Pouco depois de ser nomeado Chefe do Exercito, o General David Richards abriu um forte debate. “Não  podemos voltar a operar como fazíamos há dez anos atrás, nessa época era o uso dos tanques, caças a jato e escoltas da frota que dominava a doutrinas das nossas três forças,” disse Richards. “A linguagem de hoje inclui equipes para "efeitos não-kineticos" (unidades que realizam operações de corações e mentes) operações contra artefatos explosivos improvisados, domínio de informação, operações anti-pirataria e ciber-ataque e defesa.” Richards advertiu  que estados grandes como China e Rússia podem adotar táticas não convencionais em vez de se preparar para combater com mísseis e formações fixas de tropas e blindados. “Os ataques talvez sejam feitos semi-anonimamente através do ciberespaço ou pelo uso de guerrilhas e grupos estilo Hezbollah.

Os Chefes da Marinha e da Força Aérea, Almirante Mark Stanhope e Stephen Dalton, respetivamente, se manifestaram contrariamente à opinião de Richards. “É perigoso pensar que estamos no fim dos dias da guerra entre estados”. Mas todos concordam que o orçamento da defesa está sob uma pressão sem precedentes . Malcolm Chalmers, professor do Instituto Royal United Services, estima que o MoD terá que reduzir seu orçamento em 15%, ou mais, antes do ano 2016. Se as reduções previstas forem feitas desproporcionalmente sobre os projetos mais importantes, o MoD será um dos organismos mais atingidos pelos cortes, seja quem for que ganhe as próximas eleições.

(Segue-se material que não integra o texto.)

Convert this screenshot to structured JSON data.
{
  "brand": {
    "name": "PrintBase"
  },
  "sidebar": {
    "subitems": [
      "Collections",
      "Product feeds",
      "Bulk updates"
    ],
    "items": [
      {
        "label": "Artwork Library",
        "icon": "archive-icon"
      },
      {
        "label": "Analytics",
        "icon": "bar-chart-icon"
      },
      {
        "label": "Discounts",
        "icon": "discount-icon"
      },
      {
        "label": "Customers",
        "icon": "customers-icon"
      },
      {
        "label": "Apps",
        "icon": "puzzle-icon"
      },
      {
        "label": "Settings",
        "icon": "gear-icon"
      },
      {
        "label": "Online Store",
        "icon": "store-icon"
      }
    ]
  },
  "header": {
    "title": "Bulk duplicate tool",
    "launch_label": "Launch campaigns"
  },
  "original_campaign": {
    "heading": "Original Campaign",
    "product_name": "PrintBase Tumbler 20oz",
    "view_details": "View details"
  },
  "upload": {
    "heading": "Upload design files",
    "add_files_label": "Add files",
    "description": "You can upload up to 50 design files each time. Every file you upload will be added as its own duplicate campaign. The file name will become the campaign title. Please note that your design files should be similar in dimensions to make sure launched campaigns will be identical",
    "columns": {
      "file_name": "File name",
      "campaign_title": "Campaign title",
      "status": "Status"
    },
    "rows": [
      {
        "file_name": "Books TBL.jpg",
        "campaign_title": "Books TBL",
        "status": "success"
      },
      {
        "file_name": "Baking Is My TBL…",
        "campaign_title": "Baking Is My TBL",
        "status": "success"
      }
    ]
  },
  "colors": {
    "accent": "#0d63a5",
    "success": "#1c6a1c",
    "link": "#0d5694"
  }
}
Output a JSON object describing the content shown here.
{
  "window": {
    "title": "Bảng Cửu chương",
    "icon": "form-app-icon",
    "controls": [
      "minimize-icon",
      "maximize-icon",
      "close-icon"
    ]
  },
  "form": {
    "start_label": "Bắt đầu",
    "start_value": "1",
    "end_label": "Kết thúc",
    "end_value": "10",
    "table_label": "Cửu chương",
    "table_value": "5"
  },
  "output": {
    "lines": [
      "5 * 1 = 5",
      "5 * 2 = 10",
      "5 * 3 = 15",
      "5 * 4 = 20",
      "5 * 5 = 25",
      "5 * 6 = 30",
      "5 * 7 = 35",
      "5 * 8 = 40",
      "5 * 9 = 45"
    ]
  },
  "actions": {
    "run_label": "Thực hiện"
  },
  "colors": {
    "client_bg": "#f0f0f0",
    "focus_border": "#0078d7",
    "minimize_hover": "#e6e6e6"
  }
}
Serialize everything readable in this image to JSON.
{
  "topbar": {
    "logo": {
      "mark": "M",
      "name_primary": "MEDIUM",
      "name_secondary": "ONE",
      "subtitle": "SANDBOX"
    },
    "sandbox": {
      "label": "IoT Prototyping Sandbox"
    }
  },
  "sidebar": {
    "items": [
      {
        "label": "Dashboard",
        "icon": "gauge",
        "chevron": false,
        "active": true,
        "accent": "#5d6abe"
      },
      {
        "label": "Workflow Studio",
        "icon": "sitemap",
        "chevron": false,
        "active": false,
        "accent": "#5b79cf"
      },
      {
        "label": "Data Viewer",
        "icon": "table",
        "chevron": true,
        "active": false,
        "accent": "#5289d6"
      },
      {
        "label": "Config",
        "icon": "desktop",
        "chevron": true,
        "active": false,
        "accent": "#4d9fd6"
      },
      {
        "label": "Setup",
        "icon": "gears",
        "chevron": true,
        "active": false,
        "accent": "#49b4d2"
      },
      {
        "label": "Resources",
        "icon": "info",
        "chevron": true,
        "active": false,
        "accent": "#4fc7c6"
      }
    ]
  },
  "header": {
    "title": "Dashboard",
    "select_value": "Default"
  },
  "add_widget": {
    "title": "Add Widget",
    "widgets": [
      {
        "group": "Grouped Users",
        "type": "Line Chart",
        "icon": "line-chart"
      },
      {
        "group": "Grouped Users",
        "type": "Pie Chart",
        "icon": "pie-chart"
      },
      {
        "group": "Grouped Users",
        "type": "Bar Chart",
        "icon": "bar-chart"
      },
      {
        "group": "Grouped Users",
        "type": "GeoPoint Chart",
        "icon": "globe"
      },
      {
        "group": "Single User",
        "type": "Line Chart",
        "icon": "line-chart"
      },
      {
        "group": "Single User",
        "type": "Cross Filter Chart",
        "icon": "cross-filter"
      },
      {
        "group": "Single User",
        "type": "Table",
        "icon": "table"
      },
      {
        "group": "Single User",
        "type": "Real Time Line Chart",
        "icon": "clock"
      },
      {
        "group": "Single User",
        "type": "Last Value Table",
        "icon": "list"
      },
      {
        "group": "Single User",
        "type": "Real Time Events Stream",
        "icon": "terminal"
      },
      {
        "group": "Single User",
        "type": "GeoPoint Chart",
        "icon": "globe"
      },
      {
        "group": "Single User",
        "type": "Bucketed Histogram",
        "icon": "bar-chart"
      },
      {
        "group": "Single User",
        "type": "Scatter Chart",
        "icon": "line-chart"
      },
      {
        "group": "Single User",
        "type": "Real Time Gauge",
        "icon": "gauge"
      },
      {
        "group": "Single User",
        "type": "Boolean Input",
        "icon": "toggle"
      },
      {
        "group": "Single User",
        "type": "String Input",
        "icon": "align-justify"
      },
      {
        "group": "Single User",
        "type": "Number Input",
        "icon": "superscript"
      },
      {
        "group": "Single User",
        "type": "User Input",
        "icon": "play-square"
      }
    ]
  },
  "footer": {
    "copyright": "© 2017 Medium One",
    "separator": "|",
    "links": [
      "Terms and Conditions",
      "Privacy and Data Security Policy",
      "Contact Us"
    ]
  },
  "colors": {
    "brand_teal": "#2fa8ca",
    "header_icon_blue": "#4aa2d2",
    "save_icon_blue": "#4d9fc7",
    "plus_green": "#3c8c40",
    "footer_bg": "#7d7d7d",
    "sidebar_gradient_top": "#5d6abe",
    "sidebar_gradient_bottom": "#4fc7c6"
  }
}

O orçamento anual da Defesa é de quase 35 bilhões de libras esterlinas , sem incluir as operaçoes no Afeganistão , que custam quase 4 bilhões de libras por ano, e são pagas com fundos de contingencia do Tesouro.

Fonte The Guardian

Tradução: Marcelo Mackinnon 

Nota da ALIDE: Depois da publicação deste artigo do "The Guardian"o Ministro da Defesa britânico rapidamente veio a público negando que os novos porta-aviões estejam sob qualquer ameaça, mas muitos observadores locais descartaram esta resposta imediata do governo uma vez que nas próximas eleições existe uma grande chance do Partido Conservador ganhar a maioria que lhe permitiria assumir o governo e realizar ele mesmo a tal revisão de planos com as duras escolhas sobre que programas serão manuridos e quais serão cortados ou eliminados. Por tras de todos estes cortes estão os impactos da Crise Global e também os custos significativos das operações de combate no Iraque e no Afeganistão.